Wat wel vaststaat, is dat voederbomen en -hagen natuurlijk gedrag stimuleren. Nieuwsgierige koeien gaan eraan snuffelen, en schuren tegen bomen als ze jeuk hebben of parasieten willen verwijderen. Daardoor rekken en strekken ze meer, en bewegen ze veel minder monotoon dan wanneer ze grazen in een wei zonder bomen.
Praktische handvatten
Melkveehouders die dierenwelzijn het belangrijkst vinden, kiezen voor bomen en struiken die goed in de smaak vallen bij hun koeien en kalveren. En omdat de hoeveelheid eiwitten en mineralen in bladeren gedurende het jaar varieert, is het verstandig om verschillende soorten te planten. Wie biodiversiteit de meeste prioriteit geeft, kiest juist voor struiken met stekels, bloeiende soorten en soorten met bessen. Daardoor trekken de hagen vogels, zoogdieren en insecten aan.
Natuurlijk moeten veehouders zich ook afvragen of bomen en struiken passen bij de aanwezige grondsoort, en of de planten genoeg nutriënten en vocht krijgen. Ook de locatie is van belang. Voederbomen langs een looppad bij de stal kunnen rekenen op veel aandacht van koeien, maar een rij bomen en struiken dwars over een perceel heeft qua schaduw meer effect. Daarbij kan een bepaalde vorm beter in het landschap passen, en is onderhoud ook een factor om rekening mee te houden.
Ervaringen in de praktijk
Student Bram Valé vroeg in 2024 vijf Gelderse veehouders die voederbomen en -hagen plantten, naar gedragsveranderingen bij hun koeien. De dieren volgden bijvoorbeeld de schaduw van de haag door de dag heen en knabbelden aan de voederhagen. Daarbij leek hun voorkeur vooral uit te gaan naar meidoorn, wilg, braam en lijsterbes. Melkveehouder René Lubberdink is ervan overtuigd dat herstel van biodiversiteitsherstel hand in hand gaat met een voedingsbron voor het vee. “Met een voederhaag eet je van twee walletjes.”

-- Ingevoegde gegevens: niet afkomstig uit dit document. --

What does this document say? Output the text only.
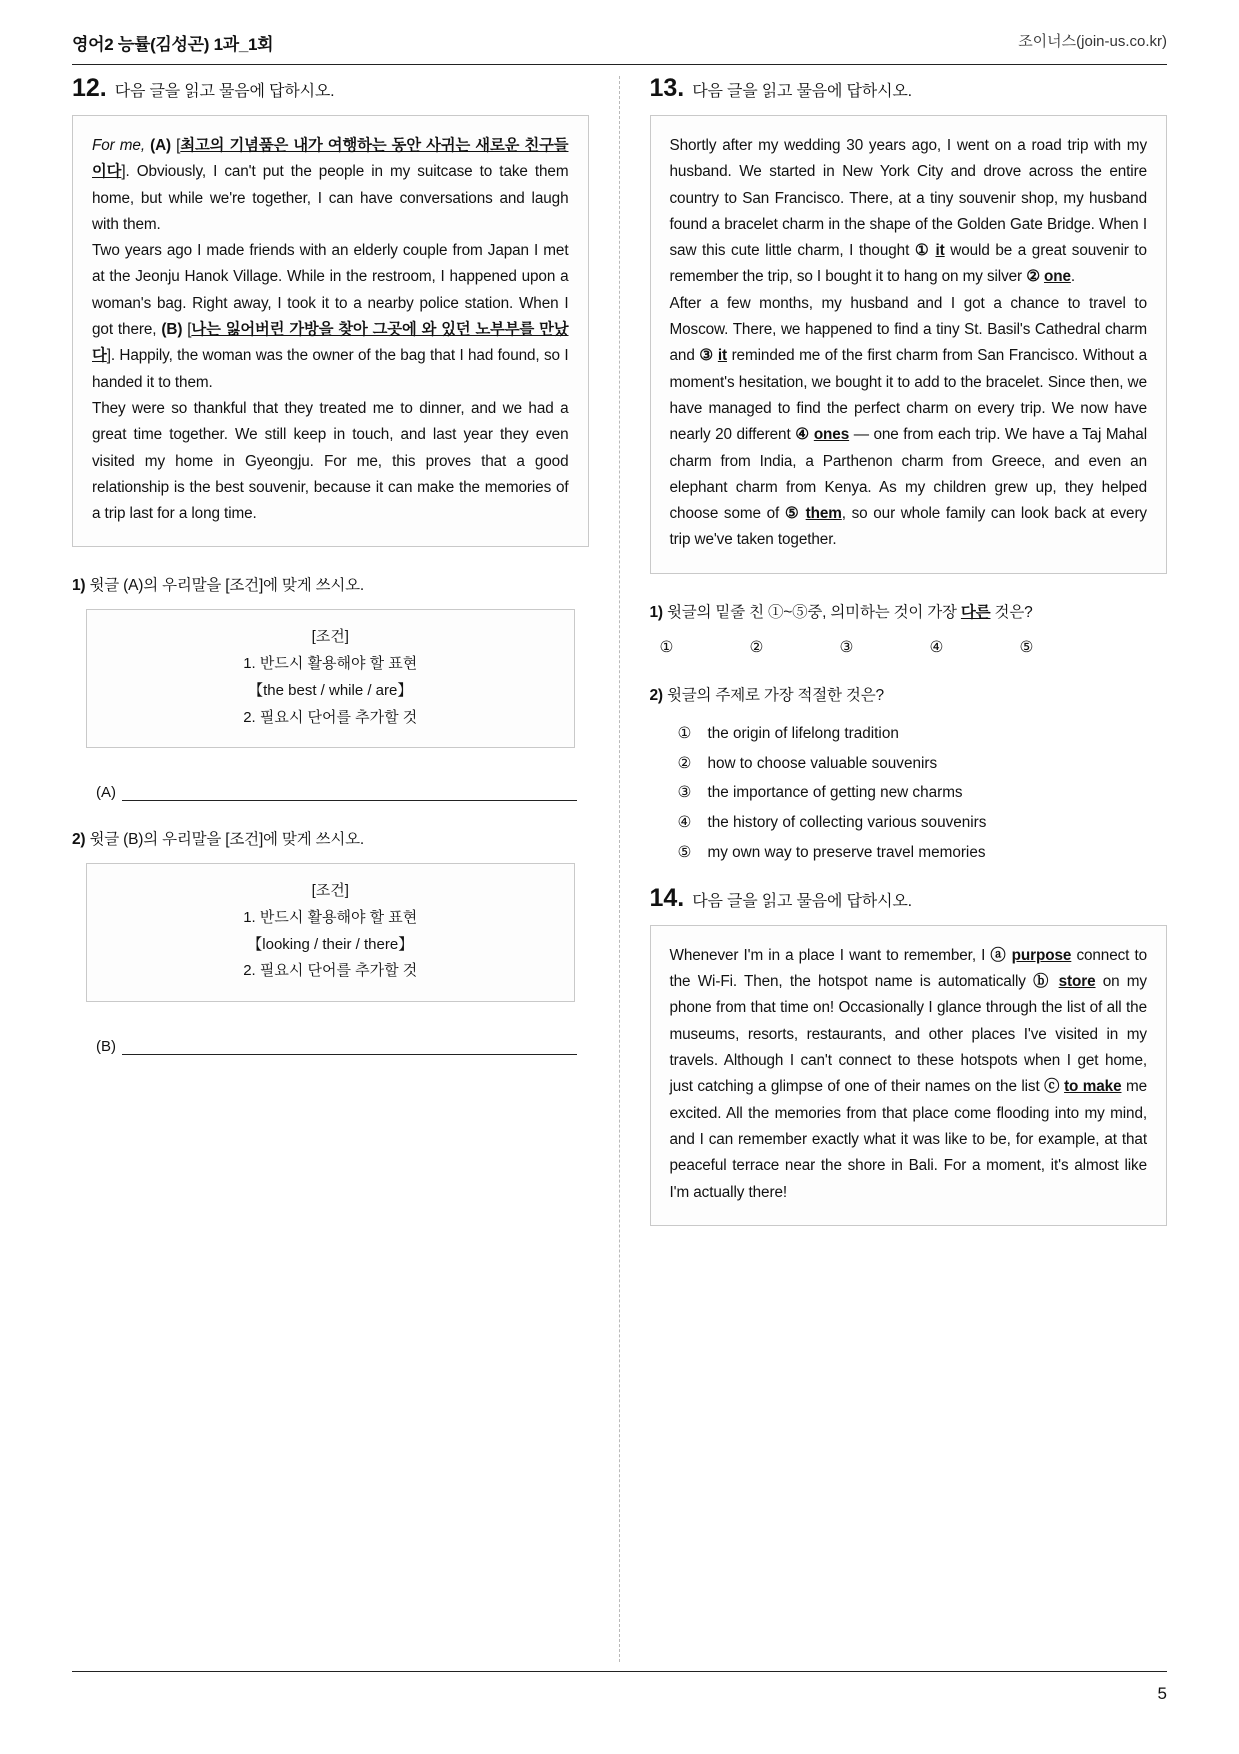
영어2 능률(김성곤) 1과_1회	조이너스(join-us.co.kr)
12. 다음 글을 읽고 물음에 답하시오.

For me, (A) [최고의 기념품은 내가 여행하는 동안 사귀는 새로운 친구들이다]. Obviously, I can't put the people in my suitcase to take them home, but while we're together, I can have conversations and laugh with them.

Two years ago I made friends with an elderly couple from Japan I met at the Jeonju Hanok Village. While in the restroom, I happened upon a woman's bag. Right away, I took it to a nearby police station. When I got there, (B) [나는 잃어버린 가방을 찾아 그곳에 와 있던 노부부를 만났다]. Happily, the woman was the owner of the bag that I had found, so I handed it to them.

They were so thankful that they treated me to dinner, and we had a great time together. We still keep in touch, and last year they even visited my home in Gyeongju. For me, this proves that a good relationship is the best souvenir, because it can make the memories of a trip last for a long time.

1) 윗글 (A)의 우리말을 [조건]에 맞게 쓰시오.
[조건]
1. 반드시 활용해야 할 표현
【the best / while / are】
2. 필요시 단어를 추가할 것
(A)
2) 윗글 (B)의 우리말을 [조건]에 맞게 쓰시오.
[조건]
1. 반드시 활용해야 할 표현
【looking / their / there】
2. 필요시 단어를 추가할 것
(B)
13. 다음 글을 읽고 물음에 답하시오.

Shortly after my wedding 30 years ago, I went on a road trip with my husband. We started in New York City and drove across the entire country to San Francisco. There, at a tiny souvenir shop, my husband found a bracelet charm in the shape of the Golden Gate Bridge. When I saw this cute little charm, I thought ① it would be a great souvenir to remember the trip, so I bought it to hang on my silver ② one.

After a few months, my husband and I got a chance to travel to Moscow. There, we happened to find a tiny St. Basil's Cathedral charm and ③ it reminded me of the first charm from San Francisco. Without a moment's hesitation, we bought it to add to the bracelet. Since then, we have managed to find the perfect charm on every trip. We now have nearly 20 different ④ ones — one from each trip. We have a Taj Mahal charm from India, a Parthenon charm from Greece, and even an elephant charm from Kenya. As my children grew up, they helped choose some of ⑤ them, so our whole family can look back at every trip we've taken together.

1) 윗글의 밑줄 친 ①~⑤중, 의미하는 것이 가장 다른 것은?
①	②	③	④	⑤
2) 윗글의 주제로 가장 적절한 것은?
① the origin of lifelong tradition
② how to choose valuable souvenirs
③ the importance of getting new charms
④ the history of collecting various souvenirs
⑤ my own way to preserve travel memories
14. 다음 글을 읽고 물음에 답하시오.

Whenever I'm in a place I want to remember, I ⓐ purpose connect to the Wi-Fi. Then, the hotspot name is automatically ⓑ store on my phone from that time on! Occasionally I glance through the list of all the museums, resorts, restaurants, and other places I've visited in my travels. Although I can't connect to these hotspots when I get home, just catching a glimpse of one of their names on the list ⓒ to make me excited. All the memories from that place come flooding into my mind, and I can remember exactly what it was like to be, for example, at that peaceful terrace near the shore in Bali. For a moment, it's almost like I'm actually there!

5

In het project ‘Agroforestry voor klimaatpositieve zuivel en biodiversiteit’ is onderzocht hoe agroforestry en melkveehouderij te combineren zijn. Daarbij zijn enkele conceptontwerpen uitgewerkt die passen bij verschillende bedrijfsvoeringen. De Friese Milieufederatie en onderzoekers van Wageningen Livestock Research, Louis Bolk Instituut en Agroforestry Netwerk Gelderland zien nog de nodige obstakels, zoals extra werk en investeringen, plus de onzekerheid over de waardeontwikkeling van de grond waarop bomen en struiken staan. Wel zien ze voor de dieren, biodiversiteit, koolstofopslag en bodemverbetering dat het toevoegen van bomen struiken gunstig is. Ook levert het een aantrekkelijk landschap op.